The Ofsted report also proposes ‘a system of hubs and networks for childminders and pre-schools’ to evaluate quality more frequently and support improvement.

But Liz Bayram, joint chief executive of the NCMA, said many childminders were keeping their good and outstanding Ofsted grades, despite the fact that childminders were losing support from local authorities due to budget cuts,

She also said that evidence showed that ‘excellent local authority intervention’ and childminders’ ‘own dedication to professional development’ did support improvement and she urged Government to build on that instead.

‘We are very concerned to see HM Chief Inspector proposing solutions that do not recognise the competitive market that exists between childminders and group settings, for example, linking satisfactory childminders to outstanding nurseries to support their improvement, or which propose the creation of a two-tiered system of EYFS, where childminders only have to deliver part of the EYFS,’ she said.

‘Some of these ideas were rejected when the EYFS was first introduced and again in the recent Tickell review. So we are sad to see them being explored yet again when so many childminders are already delivering high quality provision under the EYFS,' she said.

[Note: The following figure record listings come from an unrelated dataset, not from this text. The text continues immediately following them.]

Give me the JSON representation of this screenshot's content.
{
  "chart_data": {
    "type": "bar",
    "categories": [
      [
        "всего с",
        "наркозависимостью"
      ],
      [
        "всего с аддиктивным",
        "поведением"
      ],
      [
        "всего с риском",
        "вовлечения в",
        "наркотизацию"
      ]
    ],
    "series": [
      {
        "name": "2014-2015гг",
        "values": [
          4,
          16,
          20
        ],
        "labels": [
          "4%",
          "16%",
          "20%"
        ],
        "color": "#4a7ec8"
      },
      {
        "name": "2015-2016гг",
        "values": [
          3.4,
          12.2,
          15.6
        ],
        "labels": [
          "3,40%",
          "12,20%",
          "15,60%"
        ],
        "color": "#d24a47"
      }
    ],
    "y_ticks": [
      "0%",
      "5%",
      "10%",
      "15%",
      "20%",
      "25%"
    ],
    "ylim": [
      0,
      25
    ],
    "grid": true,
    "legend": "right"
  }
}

Earlier this year, chief inspector Sir Michael Wilshaw told MPs at the education select committee that regulating and inspecting childminders was too costly and he was in discussions with education secretary Michael Gove about how to make the inspection system more efficient, more effective, and provide greater value for money.

An investigation by Nursery World revealed that Ofsted spends six times as much regulating and inspecting a childcare place with a childminder than it does on group settings.

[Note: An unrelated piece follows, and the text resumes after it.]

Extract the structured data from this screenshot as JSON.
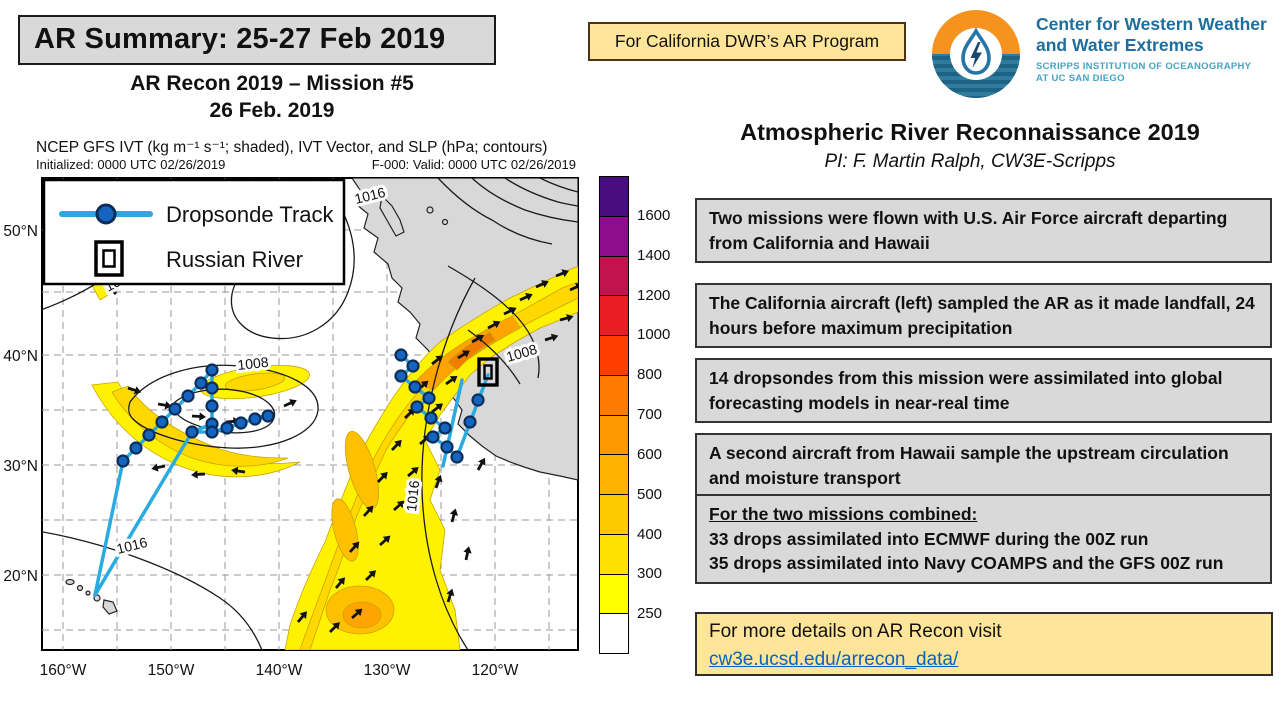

At the time Sir Michael told the select committee,'My view is that we should really look at the future of how we inspect early years, and particularly childminders, to make sure that the very large numbers of children in childminding settings are given a good delivery.’

He added that while he thought a lot of children’s centres were doing good work in supporting disadvantaged families, ‘I think the issue is for childminders it becomes childminding, care and support, rather than subscribing to the EYFS education goals.’

'Childminding agencies'

The NCMA is lobbying against proposals put forward earlier this year by Elizabeth Truss, before she became education and childcare minister, who favours an agency system, similar to that used in the Netherlands, to train and regulate childminders.

The association’s campaign, launched in April, to keep childminders regulated and inspected as individuals under the EYFS has been backed by thousands of childminders.

Ms Bayram said, ‘NCMA is concerned that - set alongside the Government's continued interest in the development of the discredited agency approach to childminding regulation and inspection - the childminding profession is under threat of being placed into a system of regulation and support that neither improves quality nor supports parental confidence in the care that childminders provide.

‘All of which threatens their future business sustainability. Thousands of our members have already registered their concerns around these agency proposals. We will now be working with them to do the same with the ideas set out in this document.’